Two CU Nursing faculty – Jessica Anderson and Brie Thumm – are members of the Colorado Maternal Mortality Review Committee, which was put into statute in May 2019 through the Maternal Mortality Prevention Act. The committee’s goals are to review causes of maternal deaths in Colorado and recommend ways to prevent such deaths in the future.

The committee recently issued its 2014-2016 Morbidity and Mortality report, analyzing causes of maternal deaths during and up to one year after pregnancy.  With more than 200,000 babies born in Colorado during that time and 94 pregnancy-associated deaths of pregnant and postpartum people, the top causes of death (in order) were suicide, accidental drug overdose, injury, and homicide.

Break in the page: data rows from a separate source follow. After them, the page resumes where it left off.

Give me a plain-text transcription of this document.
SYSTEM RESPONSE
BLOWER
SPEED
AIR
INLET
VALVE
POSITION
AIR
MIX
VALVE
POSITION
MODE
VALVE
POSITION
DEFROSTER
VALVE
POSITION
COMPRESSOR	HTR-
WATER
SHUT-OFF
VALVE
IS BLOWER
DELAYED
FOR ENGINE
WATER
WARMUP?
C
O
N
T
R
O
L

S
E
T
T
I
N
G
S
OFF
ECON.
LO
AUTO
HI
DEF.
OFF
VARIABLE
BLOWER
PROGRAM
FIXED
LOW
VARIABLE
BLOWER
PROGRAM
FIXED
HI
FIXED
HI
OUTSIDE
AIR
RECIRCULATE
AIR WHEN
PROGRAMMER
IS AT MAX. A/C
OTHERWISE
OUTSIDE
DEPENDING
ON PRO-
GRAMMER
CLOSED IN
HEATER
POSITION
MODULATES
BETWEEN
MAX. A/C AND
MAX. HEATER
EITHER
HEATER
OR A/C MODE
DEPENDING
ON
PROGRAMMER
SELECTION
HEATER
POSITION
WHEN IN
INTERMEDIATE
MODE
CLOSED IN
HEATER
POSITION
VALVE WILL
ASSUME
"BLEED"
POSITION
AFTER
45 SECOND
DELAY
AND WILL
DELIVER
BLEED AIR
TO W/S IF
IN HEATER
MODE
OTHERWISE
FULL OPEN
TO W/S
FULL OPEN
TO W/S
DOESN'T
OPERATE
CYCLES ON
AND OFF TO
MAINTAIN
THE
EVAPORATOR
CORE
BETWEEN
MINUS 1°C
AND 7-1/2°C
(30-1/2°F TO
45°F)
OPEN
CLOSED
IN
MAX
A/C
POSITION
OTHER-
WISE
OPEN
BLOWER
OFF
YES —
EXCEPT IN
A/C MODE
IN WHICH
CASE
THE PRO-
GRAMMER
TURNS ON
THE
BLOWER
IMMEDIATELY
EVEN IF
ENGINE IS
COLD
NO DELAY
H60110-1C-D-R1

The rate of homicide was more than twice that of non-pregnant people of reproductive age. People of Native American descent were nearly 5 times more likely to die than non-Native American people who gave birth during the same time period. Education level was significantly inversely related to maternal mortality rate and people who were insured through Medicaid had a higher mortality rate than all other forms of insurance.

“The findings presented in this report illustrate how structural inequities, specifically structural racism, impact health outcomes. Maternal mortality is considered a bellwether metric for a region’s health status and these numbers are telling us that in Colorado we must address the systematic discrimination that leads to marginalized communities dying at higher rates.” said Thumm, PhD, CNM, RN, MAB, an author of the report and the maternal health clinical consultant at the Colorado Department of Public Health and Environment.

According to the report, the majority of the top causes of death are preventable. “It is important to remember that behind these numbers are the lives and the families and communities of the people who died-- who we care for as nurses. Nurses have the opportunity to improve maternal outcomes through evidence-based screening, expanding our scope of practice to provide mental and behavioral health services, regardless of our specialty, and, most important, working to change the inequities inherent in the U.S. healthcare system and our own biases.” said Dr. Thumm.